Design Fino e Tela Focada na Produtividade

A gente sabe que em termos de visual, tablet não tem muita margem de manobra pros designers pirarem, e a Pad 8 meio que segue a cartilha. Mas ela executa isso muito bem. Estamos falando de um aparelho extremamente fino, com apenas 5,8 mm de espessura, bem compacto (251,2 x 173,4 mm) e com uma qualidade de construção impecável. A traseira é um bloco de alumínio fosco super elegante – o que é ótimo para não virar um ímã de marcas de dedo. O módulo de câmera quadrado abriga uma única lente e é um pouco saltado, lembrando bastante a linguagem visual dos smartphones recentes da marca. Na lateral, três pequenos pinos magnéticos discretos servem para encaixar o teclado opcional.

Na frente, o display de 11,2 polegadas domina a visão com uma taxa de ocupação de 85,8%. A sacada inteligente da Xiaomi foi adotar o formato 3:2. É basicamente o formato dos sonhos para produtividade, encaixando muito melhor páginas da web e documentos de texto do que os formatos mais esticados. É verdade que a tela não caiu no canto da sereia do painel AMOLED, mas a fabricante compensou isso com uma tela IPS perfeitamente calibrada, bonita e vibrante. As bordas em volta da tela ainda são um tanto gordinhas, mas a câmera frontal fica escondidinha ali na moldura superior sem atrapalhar.

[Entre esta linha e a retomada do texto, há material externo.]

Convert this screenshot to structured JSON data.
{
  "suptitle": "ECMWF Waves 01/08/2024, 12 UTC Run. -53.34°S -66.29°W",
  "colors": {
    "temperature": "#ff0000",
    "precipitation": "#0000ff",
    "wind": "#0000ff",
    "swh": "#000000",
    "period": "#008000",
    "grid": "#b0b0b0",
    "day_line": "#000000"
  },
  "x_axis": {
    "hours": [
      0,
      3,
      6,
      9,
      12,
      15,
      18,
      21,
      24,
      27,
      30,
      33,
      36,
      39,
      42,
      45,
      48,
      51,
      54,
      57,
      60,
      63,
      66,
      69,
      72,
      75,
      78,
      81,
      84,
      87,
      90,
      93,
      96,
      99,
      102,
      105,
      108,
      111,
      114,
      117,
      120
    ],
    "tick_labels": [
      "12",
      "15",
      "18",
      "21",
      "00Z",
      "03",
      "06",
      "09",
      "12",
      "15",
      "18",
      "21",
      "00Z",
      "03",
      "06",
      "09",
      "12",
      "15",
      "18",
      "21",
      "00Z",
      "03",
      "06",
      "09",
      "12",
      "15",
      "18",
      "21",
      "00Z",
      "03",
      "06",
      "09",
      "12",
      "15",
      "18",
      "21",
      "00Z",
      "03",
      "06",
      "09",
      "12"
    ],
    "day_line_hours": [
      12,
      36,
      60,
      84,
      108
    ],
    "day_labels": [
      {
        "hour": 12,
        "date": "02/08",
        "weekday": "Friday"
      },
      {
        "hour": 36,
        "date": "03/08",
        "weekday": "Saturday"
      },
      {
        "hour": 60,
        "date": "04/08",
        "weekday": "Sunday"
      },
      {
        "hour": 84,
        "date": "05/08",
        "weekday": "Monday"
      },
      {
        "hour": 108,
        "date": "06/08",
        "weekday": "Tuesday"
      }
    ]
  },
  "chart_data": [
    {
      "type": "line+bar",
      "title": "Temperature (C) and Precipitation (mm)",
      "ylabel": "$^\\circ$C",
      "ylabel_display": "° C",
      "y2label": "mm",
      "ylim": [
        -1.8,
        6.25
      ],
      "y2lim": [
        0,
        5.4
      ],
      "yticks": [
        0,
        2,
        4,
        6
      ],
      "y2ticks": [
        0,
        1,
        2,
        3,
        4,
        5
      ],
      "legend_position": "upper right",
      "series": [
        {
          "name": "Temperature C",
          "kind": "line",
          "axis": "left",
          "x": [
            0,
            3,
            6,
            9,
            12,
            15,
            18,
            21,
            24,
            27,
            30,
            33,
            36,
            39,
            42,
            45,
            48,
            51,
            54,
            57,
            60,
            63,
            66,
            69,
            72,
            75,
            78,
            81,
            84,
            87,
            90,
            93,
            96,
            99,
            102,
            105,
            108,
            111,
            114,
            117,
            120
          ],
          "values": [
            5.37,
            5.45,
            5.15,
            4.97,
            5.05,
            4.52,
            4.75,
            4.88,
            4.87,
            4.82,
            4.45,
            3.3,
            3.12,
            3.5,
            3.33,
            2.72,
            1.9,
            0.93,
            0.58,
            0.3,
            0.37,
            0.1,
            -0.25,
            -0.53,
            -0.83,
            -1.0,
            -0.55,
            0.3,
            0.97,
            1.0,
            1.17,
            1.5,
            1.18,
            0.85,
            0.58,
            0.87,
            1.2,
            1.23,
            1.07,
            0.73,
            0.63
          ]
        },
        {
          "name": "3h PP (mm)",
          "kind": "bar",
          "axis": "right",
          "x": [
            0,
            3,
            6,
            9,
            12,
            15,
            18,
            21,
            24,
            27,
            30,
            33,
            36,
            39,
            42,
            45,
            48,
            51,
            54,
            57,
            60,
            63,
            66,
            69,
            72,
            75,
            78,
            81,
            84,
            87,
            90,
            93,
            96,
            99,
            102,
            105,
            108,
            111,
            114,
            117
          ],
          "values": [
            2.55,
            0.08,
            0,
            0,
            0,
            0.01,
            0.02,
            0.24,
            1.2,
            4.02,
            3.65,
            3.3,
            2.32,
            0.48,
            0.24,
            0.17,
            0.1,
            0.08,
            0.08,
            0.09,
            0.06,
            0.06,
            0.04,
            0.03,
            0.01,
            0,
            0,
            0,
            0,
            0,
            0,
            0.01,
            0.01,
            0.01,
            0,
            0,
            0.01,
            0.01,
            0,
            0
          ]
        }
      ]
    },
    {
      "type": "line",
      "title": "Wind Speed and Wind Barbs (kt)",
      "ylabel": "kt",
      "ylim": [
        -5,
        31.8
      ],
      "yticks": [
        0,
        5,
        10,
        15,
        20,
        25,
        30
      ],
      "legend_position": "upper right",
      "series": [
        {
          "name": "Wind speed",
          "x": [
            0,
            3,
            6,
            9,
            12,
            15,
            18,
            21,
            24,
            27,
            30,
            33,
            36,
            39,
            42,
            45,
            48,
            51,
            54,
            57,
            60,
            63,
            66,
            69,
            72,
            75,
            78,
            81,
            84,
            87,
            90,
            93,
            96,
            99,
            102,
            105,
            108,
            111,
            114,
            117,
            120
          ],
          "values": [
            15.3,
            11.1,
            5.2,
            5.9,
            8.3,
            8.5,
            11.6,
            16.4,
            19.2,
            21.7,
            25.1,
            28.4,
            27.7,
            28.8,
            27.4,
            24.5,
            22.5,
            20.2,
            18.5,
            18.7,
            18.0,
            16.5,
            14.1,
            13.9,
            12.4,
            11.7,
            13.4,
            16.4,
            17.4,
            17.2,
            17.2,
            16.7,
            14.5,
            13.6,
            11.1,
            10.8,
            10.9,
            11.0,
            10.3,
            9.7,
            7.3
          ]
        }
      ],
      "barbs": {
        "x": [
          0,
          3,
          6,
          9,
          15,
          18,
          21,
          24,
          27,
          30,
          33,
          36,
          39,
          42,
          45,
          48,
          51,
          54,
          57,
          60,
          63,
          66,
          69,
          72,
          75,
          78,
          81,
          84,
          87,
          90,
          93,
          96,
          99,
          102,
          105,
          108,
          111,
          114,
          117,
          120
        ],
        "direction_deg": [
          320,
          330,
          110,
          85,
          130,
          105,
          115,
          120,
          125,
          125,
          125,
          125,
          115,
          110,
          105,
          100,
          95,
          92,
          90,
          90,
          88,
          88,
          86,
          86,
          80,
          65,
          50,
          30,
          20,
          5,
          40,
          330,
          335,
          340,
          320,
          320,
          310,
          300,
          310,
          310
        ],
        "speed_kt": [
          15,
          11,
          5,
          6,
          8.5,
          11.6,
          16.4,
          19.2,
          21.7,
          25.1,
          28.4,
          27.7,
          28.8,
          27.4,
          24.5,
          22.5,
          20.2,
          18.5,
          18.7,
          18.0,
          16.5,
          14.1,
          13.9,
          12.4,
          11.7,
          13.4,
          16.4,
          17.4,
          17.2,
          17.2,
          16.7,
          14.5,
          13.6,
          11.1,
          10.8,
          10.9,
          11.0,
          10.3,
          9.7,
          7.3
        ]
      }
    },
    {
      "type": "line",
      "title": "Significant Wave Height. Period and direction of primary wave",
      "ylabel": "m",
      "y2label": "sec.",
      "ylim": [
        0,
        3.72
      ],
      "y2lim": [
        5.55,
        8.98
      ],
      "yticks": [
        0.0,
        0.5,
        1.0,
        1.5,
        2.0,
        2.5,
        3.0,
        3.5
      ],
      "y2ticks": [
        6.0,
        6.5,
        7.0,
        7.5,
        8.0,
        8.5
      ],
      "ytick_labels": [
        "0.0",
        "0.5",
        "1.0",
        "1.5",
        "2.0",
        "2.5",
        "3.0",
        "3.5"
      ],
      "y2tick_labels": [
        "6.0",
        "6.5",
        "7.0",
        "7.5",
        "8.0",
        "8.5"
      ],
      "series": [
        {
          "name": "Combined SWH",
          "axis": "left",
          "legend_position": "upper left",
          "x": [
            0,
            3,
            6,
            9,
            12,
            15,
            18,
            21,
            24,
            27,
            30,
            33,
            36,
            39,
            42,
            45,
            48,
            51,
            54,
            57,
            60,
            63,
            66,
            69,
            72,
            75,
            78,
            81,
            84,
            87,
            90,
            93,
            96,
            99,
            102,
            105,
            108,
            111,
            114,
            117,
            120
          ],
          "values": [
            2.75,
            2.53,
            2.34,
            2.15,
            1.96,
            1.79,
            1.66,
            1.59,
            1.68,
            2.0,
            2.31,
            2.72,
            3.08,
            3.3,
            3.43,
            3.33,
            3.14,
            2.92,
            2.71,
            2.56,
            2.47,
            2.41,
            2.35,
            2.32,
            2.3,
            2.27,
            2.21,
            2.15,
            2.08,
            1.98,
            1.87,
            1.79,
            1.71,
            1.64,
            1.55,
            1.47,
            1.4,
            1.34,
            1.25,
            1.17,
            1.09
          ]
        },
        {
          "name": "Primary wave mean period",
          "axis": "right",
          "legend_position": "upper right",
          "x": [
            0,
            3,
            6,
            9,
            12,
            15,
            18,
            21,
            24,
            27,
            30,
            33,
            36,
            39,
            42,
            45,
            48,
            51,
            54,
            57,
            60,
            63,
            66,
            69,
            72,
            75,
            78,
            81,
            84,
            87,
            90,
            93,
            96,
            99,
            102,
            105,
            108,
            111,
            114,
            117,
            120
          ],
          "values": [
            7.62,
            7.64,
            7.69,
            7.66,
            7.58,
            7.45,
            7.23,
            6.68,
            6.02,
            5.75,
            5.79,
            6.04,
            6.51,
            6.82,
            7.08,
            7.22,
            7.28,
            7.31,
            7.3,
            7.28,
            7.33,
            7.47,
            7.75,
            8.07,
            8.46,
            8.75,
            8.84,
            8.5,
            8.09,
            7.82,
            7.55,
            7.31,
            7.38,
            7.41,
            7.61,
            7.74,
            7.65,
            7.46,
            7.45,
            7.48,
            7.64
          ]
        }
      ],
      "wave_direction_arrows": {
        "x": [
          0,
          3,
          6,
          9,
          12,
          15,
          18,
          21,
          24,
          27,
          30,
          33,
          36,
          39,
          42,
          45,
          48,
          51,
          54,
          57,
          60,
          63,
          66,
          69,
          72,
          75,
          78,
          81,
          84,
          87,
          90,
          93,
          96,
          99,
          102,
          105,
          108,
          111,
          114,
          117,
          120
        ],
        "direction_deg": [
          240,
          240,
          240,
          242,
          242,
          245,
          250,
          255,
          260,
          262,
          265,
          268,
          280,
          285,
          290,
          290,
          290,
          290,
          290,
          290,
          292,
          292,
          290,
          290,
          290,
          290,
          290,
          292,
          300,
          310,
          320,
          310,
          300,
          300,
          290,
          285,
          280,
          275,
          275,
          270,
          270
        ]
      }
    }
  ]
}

Desempenho e o Peso no Bolso

A experiência de uso é fluida do começo ao fim. A máquina roda liso seja para o trabalho ou para consumo multimídia, esbanjando um som bem potente e uma bateria que aguenta o tranco de boa. Uma grata surpresa foi a câmera traseira: costumamos ignorar câmeras de tablets, mas essa aqui manda bem até durante a noite. O ponto que pode deixar os mais exigentes com o pé atrás é a política de software, já que o aparelho vai receber apenas quatro grandes atualizações do Android.

Posicionada estrategicamente logo abaixo da versão “Pro” (que traz chip mais nervoso e câmeras superiores), a Pad 8 é vendida em opções de 8 GB de RAM com 128 GB ou 256 GB de armazenamento. Os preços cobrados na gringa tão na faixa dos 430 euros para a versão mais em conta, enquanto dobrar o armazenamento te custa uns 100 euros a mais. Você acha o brinquedo nas cores cinza (super sóbrio), azul e verde.

O valor é justo, mas não dá pra dizer que é aquele preço matador impossível de ignorar. A concorrência tá brutal. Do lado da maçã, um iPad de 128 GB sai por cerca de 389 euros (dando um salto amargo para 519 euros nos 256 GB), e o iPad Air mais novo espanta a carteira custando 669 euros. Já no campo do Android, a Samsung ataca com o Galaxy Tab S10 FE por 550 euros e o S10 Lite por 400 euros, isso sem falar no que Honor e OnePlus têm colocado na mesa. A briga pelo seu dinheiro nunca esteve tão acirrada, mas a Xiaomi definitivamente trouxe um arsenal preparado para a guerra.